Robert Gates writes in New York Times that Turkey, a fellow NATO member, must also be held to account for its actions in Libya and Syria.
WASHINGTON – Former U.S. Defense Secretary Robert Gates urged the incoming Biden administration to take a tougher stance with Turkey, suggesting further punitive steps could be taken against its fellow NATO member following its purchase of Russia’s S-400 missile defense system.
Gates’ comments, published in a New York Times opinion piece on Friday, stated that the purchase, which came after repeated American warnings, “must have costs. (Recently imposed sanctions are a good start.)”
The United States has warned that the Russian defense systems pose a threat to F-35 fighter jets and NATO’s broader defense systems – a claim that Turkey denies.
Gates, who served in both the Bush and Obama administrations from December 2006 to July 2011, added that Turkey “must also be held to account for its actions in Libya, the eastern Mediterranean and Syria that contravene the interests of other NATO allies and complicate efforts to achieve peace. Actions by member states contrary to the interests of other allies ought not be ignored.”
The former defense secretary also grouped Turkey with Hungary and, “increasingly,” Poland as NATO members that have moved toward, if not fully embraced, authoritarianism. “There is no provision in the NATO Charter for removing a member state, but creative diplomacy is possible, including suspension or other punitive steps,” Gates wrote.
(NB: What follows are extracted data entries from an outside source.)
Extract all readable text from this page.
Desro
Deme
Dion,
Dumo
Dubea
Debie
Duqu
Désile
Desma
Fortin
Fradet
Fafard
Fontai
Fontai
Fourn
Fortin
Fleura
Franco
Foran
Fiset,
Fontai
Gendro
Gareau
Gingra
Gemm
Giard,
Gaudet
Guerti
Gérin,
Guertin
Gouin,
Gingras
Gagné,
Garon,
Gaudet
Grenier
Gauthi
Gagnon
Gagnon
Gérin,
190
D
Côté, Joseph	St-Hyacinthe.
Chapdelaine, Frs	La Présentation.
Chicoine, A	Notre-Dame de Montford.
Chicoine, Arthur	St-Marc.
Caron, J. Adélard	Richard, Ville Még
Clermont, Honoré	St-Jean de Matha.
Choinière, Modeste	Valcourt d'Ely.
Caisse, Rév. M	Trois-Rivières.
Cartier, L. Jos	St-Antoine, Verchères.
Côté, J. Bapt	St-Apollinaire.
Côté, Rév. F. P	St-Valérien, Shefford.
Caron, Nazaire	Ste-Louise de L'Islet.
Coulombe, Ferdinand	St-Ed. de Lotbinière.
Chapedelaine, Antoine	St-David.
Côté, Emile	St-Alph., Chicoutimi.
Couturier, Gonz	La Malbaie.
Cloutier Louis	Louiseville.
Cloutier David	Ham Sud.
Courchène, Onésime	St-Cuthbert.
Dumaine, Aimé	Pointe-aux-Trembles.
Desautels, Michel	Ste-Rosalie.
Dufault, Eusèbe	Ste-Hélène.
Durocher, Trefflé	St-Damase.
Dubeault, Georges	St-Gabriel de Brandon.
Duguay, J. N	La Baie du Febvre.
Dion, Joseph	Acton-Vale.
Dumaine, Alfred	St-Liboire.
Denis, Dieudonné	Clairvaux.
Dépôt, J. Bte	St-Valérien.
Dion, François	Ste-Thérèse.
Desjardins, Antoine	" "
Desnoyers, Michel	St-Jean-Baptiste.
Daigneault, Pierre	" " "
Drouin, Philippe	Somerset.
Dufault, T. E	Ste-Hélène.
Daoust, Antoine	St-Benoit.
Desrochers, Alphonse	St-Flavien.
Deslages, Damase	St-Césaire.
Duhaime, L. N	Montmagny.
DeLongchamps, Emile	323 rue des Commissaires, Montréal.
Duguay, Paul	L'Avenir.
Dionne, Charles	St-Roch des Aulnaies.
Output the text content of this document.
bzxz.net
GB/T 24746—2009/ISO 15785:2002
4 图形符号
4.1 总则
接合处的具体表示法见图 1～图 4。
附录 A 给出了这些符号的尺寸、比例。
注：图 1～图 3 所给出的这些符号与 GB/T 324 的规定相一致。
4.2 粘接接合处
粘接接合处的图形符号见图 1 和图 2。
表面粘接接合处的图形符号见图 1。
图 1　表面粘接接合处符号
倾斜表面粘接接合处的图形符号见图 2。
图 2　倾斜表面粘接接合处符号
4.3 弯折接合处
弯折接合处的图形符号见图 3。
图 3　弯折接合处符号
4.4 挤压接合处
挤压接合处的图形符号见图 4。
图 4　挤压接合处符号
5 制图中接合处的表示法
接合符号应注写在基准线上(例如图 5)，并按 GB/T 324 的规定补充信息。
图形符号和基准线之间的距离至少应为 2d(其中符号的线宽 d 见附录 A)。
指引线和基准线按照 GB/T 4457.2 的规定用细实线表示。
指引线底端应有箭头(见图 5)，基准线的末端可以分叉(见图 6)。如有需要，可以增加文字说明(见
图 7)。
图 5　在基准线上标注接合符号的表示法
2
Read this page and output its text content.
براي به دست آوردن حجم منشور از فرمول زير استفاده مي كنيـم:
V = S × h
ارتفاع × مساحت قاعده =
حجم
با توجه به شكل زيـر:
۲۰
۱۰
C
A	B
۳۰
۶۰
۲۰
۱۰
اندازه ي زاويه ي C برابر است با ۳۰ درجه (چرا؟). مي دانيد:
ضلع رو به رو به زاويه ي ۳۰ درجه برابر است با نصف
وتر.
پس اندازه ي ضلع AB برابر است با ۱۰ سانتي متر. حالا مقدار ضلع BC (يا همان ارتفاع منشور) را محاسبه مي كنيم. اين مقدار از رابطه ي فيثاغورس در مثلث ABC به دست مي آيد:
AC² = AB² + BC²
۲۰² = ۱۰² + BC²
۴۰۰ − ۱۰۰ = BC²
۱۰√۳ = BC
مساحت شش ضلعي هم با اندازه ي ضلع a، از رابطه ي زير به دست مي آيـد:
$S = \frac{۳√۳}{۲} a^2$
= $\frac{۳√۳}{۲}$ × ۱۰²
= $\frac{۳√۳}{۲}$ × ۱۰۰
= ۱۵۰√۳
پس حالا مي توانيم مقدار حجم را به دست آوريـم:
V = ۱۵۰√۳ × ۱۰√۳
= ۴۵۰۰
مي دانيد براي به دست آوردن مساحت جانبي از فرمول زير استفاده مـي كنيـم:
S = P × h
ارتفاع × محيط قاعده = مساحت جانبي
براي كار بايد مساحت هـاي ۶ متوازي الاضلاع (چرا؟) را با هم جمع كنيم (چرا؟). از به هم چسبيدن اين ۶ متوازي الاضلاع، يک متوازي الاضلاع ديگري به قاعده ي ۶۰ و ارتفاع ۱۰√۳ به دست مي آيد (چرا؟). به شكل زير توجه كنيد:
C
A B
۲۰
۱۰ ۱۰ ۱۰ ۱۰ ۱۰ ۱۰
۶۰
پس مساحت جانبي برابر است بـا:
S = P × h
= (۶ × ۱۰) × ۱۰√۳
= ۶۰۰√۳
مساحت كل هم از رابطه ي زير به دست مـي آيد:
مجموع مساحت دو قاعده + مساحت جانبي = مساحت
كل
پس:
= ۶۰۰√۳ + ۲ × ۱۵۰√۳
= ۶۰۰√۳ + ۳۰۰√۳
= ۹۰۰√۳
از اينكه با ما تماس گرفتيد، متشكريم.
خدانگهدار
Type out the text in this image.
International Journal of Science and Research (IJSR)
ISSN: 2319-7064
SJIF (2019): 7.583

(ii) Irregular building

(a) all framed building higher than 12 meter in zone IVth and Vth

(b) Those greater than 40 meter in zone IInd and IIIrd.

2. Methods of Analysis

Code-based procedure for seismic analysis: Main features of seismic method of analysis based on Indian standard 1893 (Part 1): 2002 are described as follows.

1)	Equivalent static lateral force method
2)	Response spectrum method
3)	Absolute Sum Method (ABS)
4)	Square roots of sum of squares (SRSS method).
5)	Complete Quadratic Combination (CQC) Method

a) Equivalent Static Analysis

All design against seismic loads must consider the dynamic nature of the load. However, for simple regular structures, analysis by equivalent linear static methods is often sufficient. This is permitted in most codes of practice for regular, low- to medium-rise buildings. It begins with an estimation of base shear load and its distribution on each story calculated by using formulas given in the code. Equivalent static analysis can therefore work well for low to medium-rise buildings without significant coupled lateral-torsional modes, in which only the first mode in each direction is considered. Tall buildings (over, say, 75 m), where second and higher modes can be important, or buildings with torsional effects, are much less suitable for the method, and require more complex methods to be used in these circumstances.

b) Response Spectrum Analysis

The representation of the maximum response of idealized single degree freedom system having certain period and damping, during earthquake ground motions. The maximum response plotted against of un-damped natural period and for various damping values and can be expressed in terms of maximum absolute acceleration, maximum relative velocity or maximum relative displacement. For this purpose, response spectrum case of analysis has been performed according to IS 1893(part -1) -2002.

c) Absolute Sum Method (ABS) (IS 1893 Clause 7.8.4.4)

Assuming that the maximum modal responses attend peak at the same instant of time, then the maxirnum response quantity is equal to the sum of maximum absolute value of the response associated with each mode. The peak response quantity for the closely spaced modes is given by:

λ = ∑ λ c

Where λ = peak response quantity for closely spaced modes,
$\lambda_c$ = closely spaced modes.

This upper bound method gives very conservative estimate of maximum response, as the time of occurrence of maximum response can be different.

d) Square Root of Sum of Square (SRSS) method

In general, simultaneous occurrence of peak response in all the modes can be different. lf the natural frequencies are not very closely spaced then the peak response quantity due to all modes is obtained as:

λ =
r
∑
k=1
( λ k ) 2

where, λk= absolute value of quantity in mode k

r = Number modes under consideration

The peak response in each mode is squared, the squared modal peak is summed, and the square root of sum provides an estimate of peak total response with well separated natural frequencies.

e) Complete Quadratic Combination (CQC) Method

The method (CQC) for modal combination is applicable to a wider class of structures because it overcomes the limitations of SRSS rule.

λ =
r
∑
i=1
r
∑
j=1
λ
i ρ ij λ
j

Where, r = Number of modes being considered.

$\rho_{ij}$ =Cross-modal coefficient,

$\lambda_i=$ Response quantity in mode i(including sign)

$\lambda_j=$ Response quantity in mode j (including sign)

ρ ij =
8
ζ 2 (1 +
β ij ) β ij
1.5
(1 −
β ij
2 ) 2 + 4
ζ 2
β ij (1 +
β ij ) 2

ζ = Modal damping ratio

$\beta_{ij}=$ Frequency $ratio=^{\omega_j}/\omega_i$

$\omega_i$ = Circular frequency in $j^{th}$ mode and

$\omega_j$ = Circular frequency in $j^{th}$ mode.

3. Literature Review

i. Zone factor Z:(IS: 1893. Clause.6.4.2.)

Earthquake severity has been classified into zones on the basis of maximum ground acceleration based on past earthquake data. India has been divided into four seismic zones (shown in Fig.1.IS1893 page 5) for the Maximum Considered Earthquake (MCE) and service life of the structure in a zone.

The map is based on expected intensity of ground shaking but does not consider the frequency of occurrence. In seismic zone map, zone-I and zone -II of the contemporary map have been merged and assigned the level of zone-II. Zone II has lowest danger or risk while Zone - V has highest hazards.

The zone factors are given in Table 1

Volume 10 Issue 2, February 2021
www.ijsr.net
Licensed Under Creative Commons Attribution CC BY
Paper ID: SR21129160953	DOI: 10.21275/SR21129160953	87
While serving as defense secretary, Gates effectively blamed the European Union for Turkey’s degrading relationship with Israel and Western allies. “If there is anything to the notion that Turkey is, if you will, moving eastward, it is, in my view, in no small part because it was pushed, and pushed by some in Europe refusing to give Turkey the kind of organic link to the West that Turkey sought,” Gates said in 2010.
Gates’ piece was published a day after Turkish Foreign Minister Mevlut Cavusoglu said his country would take reciprocal action against the United States following the S-400-related sanctions imposed early last week. Turkish President Recep Tayyip Erdogan termed the sanctions a “hostile attack” against Turkey’s defense industry that was bound to fail.
Turkey also claims it cannot be sanctioned based on the U.S.’ Countering America’s Adversaries through Sanctions Act, as the S-400 deal predated the 2017 legislation.
Cavusoglu told Turkish media last Thursday that improved relations between Turkey and the United States under the incoming Biden administration are dependent on Turkish expectations regarding Syria and the extradition of Fethullah Gülen, the U.S.-based cleric Turkey accuses of orchestrating a 2016 coup attempt against Erdogan.